If you only want to use the Virtual Machine with a Thin Client, use RDP as sinetheo pointed out in the post above me.  Much cheaper and should be able to do done easily.

For some reason I believe/believed that setting up the laptop as a thin client through vmware would give me better performance then running RDP. 

As ridiculous as this sounds what I wanted to try was using my laptop as a client to access a virtual machine to see if I could play higher end games on my old laptop. 

I've got a windows 2008 server setup as the active domain directory and I've installed vmware viewer on a seperate server and connected it to the domain.

Now I'm just trying to figure out the last few steps to get the viewer to connect to the server.

I can't seem to figure out these last few steps. I think i'm missing something. 

I have two windows 2008 servers running. One is for active domain directory. The other has vmware view server connection running and has that machine listed under available connections. 

On the thin client im putting in the ip address of the view server and it wont connect. 

/imanoob. 

Not sure why you are playing with this to be honest, are you really going to fork over cost of view?  Are you going to pay for AD?

 

To be honest if all you want to do is remote desktop from a laptop booting a min OS there are much easier FREE ways to do it..

 

http://thinstation.github.io/thinstation/

 

Is just 1 example..  LTSP would be another with rdesktop you could then be on any VM or physical machine to use..  This is much easier to setup and FREE.. Can even boot the laptop via pxe and get to what, that way no reason to not leave a OS on the laptop you could really use on is own, etc. etc..

 

https://help.ubuntu.com/community/UbuntuLTSP

  On 27/05/2015 at 11:40, BudMan said:

Not sure why you are playing with this to be honest, are you really going to fork over cost of view?  Are you going to pay for AD?

 

To be honest if all you want to do is remote desktop from a laptop booting a min OS there are much easier FREE ways to do it..

 

 

Mostly fun / curiosity. 

I would prefer free/simple software if its available.
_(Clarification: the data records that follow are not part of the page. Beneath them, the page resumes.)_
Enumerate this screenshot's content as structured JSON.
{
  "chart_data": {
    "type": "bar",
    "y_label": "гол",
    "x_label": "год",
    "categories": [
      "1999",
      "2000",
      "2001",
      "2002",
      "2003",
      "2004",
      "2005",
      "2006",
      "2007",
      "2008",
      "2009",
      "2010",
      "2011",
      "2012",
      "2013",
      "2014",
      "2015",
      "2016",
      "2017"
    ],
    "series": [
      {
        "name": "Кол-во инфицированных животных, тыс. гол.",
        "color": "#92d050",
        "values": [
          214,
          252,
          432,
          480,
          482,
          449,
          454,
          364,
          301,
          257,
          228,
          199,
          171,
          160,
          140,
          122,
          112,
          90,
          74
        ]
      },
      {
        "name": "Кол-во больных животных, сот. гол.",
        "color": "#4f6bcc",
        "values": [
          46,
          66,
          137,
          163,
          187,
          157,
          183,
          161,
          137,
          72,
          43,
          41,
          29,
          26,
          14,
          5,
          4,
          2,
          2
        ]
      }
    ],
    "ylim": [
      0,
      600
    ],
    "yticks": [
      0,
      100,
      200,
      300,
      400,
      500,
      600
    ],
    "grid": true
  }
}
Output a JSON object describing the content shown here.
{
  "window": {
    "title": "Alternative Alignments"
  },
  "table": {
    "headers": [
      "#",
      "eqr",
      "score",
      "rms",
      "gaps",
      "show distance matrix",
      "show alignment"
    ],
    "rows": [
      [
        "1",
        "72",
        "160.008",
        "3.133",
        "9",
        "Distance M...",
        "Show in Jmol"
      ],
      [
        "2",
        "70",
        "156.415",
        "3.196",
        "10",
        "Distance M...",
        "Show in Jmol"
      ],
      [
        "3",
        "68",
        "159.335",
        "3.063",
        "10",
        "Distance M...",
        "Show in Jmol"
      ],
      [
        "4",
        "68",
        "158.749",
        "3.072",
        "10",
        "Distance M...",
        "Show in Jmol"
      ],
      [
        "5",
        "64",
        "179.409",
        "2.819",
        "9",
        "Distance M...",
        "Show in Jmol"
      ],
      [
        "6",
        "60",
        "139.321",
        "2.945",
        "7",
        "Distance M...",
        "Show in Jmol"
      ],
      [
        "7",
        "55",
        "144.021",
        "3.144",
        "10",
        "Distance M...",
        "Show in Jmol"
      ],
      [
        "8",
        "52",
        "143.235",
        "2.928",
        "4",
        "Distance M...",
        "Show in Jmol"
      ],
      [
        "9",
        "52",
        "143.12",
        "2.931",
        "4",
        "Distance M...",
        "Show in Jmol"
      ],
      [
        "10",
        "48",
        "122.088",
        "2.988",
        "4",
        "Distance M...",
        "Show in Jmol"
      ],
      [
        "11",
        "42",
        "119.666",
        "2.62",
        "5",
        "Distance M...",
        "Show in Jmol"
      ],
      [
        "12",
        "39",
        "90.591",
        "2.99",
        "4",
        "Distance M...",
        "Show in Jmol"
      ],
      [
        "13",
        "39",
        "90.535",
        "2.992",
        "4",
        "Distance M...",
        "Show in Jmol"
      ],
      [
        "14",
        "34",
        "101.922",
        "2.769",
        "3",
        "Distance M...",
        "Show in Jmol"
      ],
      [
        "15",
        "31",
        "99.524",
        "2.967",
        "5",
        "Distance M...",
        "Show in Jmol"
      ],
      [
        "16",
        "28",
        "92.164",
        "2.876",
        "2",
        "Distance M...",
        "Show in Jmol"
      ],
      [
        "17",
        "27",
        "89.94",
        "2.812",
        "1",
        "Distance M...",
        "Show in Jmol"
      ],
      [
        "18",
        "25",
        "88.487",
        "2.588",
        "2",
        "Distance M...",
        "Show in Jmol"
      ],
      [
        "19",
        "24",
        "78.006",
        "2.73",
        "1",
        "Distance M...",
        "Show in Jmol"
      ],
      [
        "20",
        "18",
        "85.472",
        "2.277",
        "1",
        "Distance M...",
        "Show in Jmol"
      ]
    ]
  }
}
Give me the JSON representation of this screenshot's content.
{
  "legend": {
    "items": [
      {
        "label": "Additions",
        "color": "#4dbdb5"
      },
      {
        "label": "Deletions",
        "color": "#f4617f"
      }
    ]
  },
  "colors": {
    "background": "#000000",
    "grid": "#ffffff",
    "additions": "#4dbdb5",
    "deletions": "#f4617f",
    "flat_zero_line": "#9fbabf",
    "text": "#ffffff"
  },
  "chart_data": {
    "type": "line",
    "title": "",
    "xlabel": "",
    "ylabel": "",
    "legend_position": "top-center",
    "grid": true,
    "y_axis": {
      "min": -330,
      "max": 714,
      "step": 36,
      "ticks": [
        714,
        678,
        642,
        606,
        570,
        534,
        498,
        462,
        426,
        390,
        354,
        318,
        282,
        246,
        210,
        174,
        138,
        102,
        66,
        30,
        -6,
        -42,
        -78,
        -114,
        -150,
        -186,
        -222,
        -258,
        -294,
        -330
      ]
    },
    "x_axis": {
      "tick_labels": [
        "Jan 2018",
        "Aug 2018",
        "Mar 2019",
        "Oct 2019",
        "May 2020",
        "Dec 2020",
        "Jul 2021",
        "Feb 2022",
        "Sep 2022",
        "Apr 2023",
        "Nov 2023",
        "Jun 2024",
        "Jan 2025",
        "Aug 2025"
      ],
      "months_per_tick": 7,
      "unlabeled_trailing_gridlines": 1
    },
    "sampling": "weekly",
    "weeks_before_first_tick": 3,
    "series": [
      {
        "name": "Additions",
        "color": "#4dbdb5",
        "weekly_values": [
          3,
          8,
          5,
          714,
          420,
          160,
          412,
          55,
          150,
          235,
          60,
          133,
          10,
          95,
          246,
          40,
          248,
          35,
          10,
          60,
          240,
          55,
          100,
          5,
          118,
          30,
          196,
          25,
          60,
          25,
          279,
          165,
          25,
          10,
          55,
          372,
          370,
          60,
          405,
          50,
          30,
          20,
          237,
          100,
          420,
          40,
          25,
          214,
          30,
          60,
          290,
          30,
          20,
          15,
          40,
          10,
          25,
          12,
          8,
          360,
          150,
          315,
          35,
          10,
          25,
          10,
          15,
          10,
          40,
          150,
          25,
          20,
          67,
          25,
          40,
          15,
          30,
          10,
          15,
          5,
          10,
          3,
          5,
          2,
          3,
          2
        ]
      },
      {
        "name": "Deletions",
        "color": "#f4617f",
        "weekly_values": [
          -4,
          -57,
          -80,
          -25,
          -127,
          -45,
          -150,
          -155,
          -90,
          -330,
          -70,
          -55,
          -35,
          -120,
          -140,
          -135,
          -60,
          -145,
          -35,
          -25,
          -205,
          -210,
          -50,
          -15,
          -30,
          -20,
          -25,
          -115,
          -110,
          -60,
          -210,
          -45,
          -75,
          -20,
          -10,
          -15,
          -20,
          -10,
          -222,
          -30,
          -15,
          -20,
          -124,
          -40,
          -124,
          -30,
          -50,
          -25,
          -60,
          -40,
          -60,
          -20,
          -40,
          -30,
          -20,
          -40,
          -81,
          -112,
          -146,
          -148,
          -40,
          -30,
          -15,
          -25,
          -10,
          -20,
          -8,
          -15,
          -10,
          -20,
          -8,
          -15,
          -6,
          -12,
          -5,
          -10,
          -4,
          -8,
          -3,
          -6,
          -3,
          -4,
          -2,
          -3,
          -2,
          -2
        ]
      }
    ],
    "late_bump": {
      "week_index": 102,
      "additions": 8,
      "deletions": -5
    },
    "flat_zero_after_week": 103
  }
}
I just want to be able to connect my laptop to a virtual machine on my main PC and have it function as close to native as possible with good performance. 

Citrix isn't going to get you anywhere here, it's simply a layer over the top of RDP anyhow so you'll get the graphics of RDP but a bit slower because of Citrix being in there too.  If you want to remotely game on a laptop you'd be better off with something specifically designed for this - for example the Steam client does this out-of-the-box quite well.